Bilindiği gibi yapılan her genel ve yerel seçim öncesi kurulan yada daha önceden var olan siyasi partilerin programlarını ve vaatlerini okuyan, anlayan, anladığını sanan seçmen sandık başına gidiyor.
Sandık başına giden seçmen kendisine yakın hissettiği siyasi parti yada partileri iktidar yapıyor, beğenmediği ve iktidar yapmadığı partilere de “-Önümüzde beş yıl var bu beş yıl içerisinde iktidarın çalışmalarına bakacağız, iktidarın yapamadığı çalışmalar ile senin yapacağın muhalefete bakıp seni de gelecek seçimde iktidar yapabiliriz, gelecek dönem için çalışmalara şimdiden başla” mesajını veriyor.
Buraya kadar normal,
Yani seçimden sonra iktidar olamayan partiler genellikle bir “Gölge kabine” kurar gölge kabine içerisindeki gölge bakanlar gece gündüz demeden hükümetteki mevcut bakanı takip eder sonrada belli zamanlarda yapılan toplantılarda ilgili bakanlığın yapamadıklarını millete anlatırdı.
Bu duruma en ilginç isim rahmetli Süleyman Demirel’dir, “Altı kere gittim yedi kere geldim” söylemi ile bilinen rahmetli Demirel muhalefette kaldığı zaman diğer muhalefet partilerine pek dokunmaz ancak iktidar partisinin anasından emdiği sütü burnundan getirirdi.
Son on yıldır bizim gördüğümüz kadarı ile artık iktidara muhalefet etme süreci aşağı yukarı çok az seviyelere doğru indi, bunun yerine muhalefette bulunan siyasi partilerin birbirlerine karşı yapmaya başladıkları muhalefet ivme kazandı.
Bu durumun sebeplerinden birincisi “-Ben muhalefette bulunan diğer partileri elden geldiği ölçüde eksilteyim ki bir dahaki seçim dönemine kadar onlar siyasetin tozlu çöplüğüne gitsin bende bu alanda yalnız kalayım” şeklinde olabilir.
Halbuki Türkiye’nin son dönemlerde olağanüstü sıkıntıları bulunuyor, Her gün birbiri üzerine yığılan sorunları iktidarın tüm baskılarına ve engellemelerine rağmen vatandaşın anlayacağı bir dil ile anlatılabilir.
Şu an yüzde birlik oy oranına sahip partilerin bile yurt genelinde il-ilçe-belde teşkilatları var, köylerde ve mahallelerde temsilcilikleri var, bu partilerin yine dünyanın pek çok ülkesinde temsilcilikleri bulunuyor.

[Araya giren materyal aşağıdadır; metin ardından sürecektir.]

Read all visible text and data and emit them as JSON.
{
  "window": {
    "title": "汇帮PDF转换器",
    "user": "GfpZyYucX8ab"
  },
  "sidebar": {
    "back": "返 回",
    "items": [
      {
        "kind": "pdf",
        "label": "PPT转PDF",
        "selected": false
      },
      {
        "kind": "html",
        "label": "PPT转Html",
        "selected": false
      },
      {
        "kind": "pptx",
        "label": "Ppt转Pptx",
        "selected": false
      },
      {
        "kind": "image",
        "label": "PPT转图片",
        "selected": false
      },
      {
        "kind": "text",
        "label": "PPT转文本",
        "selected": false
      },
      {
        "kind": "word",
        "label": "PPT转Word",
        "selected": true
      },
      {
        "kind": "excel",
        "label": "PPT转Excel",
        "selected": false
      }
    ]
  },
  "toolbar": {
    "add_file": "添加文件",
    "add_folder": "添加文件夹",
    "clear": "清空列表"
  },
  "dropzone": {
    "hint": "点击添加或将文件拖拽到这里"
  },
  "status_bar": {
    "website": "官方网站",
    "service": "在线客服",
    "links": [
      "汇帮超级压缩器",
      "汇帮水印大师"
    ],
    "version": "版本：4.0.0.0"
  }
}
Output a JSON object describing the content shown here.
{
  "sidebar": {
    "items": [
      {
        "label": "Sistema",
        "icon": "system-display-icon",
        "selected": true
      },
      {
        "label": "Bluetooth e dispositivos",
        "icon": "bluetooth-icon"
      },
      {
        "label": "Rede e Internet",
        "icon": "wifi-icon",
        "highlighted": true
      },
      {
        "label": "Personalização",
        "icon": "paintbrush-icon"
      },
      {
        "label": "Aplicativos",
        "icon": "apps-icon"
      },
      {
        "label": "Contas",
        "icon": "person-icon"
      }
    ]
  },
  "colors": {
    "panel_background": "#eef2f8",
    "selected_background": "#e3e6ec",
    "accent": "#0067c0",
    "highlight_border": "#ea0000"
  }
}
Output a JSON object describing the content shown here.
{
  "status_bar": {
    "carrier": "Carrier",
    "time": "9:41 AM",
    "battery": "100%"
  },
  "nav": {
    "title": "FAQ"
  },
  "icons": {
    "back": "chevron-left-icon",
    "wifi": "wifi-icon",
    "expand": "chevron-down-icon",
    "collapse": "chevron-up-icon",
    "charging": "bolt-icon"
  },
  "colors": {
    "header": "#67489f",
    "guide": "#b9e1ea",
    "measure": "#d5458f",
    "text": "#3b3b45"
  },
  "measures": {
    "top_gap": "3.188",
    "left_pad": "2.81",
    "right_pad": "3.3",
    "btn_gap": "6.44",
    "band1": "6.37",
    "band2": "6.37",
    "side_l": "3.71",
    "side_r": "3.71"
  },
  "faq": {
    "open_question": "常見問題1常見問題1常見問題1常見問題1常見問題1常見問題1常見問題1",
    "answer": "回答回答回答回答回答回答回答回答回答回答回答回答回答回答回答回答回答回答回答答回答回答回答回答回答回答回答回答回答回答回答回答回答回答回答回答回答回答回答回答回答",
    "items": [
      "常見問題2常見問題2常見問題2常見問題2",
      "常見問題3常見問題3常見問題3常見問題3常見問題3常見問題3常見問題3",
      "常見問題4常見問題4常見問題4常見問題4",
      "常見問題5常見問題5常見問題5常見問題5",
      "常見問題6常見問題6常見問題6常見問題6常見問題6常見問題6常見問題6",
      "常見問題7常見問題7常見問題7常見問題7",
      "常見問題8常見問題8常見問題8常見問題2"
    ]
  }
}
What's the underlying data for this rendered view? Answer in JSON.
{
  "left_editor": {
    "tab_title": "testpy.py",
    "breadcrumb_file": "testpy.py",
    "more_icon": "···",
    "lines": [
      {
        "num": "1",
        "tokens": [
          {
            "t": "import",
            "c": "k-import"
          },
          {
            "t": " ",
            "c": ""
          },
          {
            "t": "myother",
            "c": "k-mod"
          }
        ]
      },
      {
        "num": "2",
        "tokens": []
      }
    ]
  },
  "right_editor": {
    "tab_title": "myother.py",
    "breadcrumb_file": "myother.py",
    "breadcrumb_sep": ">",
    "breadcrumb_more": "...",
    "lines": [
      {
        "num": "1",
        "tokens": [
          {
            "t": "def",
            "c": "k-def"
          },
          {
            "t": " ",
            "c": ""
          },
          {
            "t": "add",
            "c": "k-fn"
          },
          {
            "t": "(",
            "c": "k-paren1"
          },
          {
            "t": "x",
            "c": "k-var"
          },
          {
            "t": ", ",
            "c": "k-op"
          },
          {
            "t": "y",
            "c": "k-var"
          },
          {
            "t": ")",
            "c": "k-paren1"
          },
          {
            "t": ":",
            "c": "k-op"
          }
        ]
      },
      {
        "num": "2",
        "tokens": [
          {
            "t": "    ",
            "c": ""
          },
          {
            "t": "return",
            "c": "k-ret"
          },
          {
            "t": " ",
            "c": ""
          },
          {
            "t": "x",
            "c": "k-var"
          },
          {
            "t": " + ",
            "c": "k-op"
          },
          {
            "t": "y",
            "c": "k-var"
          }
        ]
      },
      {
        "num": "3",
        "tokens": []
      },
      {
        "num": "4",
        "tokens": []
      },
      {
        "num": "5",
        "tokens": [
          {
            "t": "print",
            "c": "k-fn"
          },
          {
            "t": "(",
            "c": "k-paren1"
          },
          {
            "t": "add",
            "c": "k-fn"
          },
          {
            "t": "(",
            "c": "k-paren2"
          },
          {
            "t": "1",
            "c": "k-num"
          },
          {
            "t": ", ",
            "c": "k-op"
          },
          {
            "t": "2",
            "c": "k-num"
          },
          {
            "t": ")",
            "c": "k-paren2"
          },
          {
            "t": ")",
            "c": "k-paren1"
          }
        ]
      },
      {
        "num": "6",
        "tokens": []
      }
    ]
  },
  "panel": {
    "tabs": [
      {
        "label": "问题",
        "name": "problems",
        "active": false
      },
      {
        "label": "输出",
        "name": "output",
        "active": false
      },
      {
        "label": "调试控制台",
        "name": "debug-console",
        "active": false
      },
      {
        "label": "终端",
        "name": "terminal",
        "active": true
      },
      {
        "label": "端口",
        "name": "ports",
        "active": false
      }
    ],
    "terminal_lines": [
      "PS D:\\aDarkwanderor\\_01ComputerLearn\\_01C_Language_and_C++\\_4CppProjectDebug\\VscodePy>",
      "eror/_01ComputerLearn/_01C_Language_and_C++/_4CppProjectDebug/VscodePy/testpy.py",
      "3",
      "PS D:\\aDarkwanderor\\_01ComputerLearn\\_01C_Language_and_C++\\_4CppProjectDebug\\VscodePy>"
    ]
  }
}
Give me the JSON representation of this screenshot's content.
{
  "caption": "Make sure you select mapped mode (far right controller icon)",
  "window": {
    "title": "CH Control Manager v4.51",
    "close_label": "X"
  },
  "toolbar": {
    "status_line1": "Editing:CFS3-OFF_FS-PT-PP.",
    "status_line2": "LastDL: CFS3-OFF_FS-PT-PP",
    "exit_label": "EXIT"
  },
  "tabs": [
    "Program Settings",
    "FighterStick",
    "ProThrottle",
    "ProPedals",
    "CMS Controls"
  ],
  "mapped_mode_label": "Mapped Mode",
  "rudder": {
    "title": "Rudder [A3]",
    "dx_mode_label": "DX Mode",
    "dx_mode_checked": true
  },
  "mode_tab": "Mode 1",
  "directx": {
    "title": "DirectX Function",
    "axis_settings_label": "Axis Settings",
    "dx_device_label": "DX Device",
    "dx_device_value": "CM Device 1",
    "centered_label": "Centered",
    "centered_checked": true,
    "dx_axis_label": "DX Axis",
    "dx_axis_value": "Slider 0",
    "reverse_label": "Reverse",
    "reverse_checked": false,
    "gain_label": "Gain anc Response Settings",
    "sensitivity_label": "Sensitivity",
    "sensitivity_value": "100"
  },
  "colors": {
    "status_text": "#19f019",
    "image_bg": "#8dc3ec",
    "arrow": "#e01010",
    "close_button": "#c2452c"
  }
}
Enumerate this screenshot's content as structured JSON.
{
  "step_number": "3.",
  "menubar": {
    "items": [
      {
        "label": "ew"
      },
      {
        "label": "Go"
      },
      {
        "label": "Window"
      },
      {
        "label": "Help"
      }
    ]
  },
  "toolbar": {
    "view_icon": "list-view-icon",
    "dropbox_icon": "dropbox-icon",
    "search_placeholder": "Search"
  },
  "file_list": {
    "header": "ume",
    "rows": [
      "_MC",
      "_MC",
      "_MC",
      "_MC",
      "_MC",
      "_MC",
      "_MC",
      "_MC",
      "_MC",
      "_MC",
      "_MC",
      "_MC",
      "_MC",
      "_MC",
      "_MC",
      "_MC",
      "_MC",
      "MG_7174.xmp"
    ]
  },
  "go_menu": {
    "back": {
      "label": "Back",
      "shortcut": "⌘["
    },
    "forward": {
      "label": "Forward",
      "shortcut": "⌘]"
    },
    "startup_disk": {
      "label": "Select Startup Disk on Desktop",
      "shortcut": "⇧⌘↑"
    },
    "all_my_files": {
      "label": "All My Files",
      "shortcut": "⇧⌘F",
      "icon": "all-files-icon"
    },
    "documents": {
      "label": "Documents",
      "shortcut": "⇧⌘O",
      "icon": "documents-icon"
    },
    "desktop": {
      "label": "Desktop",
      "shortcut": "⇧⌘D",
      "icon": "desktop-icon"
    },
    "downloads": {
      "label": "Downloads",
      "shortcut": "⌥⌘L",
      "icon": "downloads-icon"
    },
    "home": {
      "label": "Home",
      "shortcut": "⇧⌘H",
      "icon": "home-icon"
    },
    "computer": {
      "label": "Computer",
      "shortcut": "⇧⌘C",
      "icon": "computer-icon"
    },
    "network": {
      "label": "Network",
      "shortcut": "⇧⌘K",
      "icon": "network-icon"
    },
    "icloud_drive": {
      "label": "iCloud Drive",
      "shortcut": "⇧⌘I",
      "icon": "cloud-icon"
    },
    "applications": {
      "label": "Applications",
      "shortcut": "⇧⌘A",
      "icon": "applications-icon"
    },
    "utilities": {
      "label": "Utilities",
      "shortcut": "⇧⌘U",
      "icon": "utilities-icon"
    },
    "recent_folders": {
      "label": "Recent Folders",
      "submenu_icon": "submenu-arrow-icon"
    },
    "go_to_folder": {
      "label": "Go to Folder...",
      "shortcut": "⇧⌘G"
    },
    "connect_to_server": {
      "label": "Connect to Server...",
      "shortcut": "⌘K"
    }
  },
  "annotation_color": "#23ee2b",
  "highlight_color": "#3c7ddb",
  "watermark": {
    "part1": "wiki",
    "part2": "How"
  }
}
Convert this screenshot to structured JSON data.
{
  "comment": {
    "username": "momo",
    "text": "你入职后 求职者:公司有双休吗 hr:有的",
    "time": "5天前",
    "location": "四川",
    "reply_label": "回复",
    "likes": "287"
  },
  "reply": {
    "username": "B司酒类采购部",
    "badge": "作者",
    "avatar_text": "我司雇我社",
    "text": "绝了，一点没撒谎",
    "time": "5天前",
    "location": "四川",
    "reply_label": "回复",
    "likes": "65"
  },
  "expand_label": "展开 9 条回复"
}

Söz konusu siyasi partiler kendileri gibi muhalefette bulunan siyasi partiler ile uğraşıp kendi kendilerine muhalefet edeceklerine var olan teşkilatları ve on binlerlerce üyeleri ile iktidarı tahminlerden daha fazla yıpratabilirler.
Muhalefetteki partilerin içerisinde bulunan ve devlete, belediyelere iş yapan milletvekilleri, belediye başkanları, belediye meclis üyeleri de en azından kendi işlerinin sekteye uğramaması adına iktidara sabun köpüğü gibi muhalefet yaparken tüm enerjilerini muhalefet partilerine saldırmak için harcıyorlar.
Muhalefet partilerinin genel merkezleri arasında bu durumun farkında olan var farkında olmayan var, Ancak muhalefet partilerinin yine muhalefet partilerine saydırmasının kendilerine faydadan çok zarar getireceğini de bildiklerini düşünüyoruz.
Muhalefet partilerin hedefi iktidar partisidir.
Bunun dışındaki bilinen tüm siyaset kanaları sadece ve sadece iktidar partisine hizmet eder.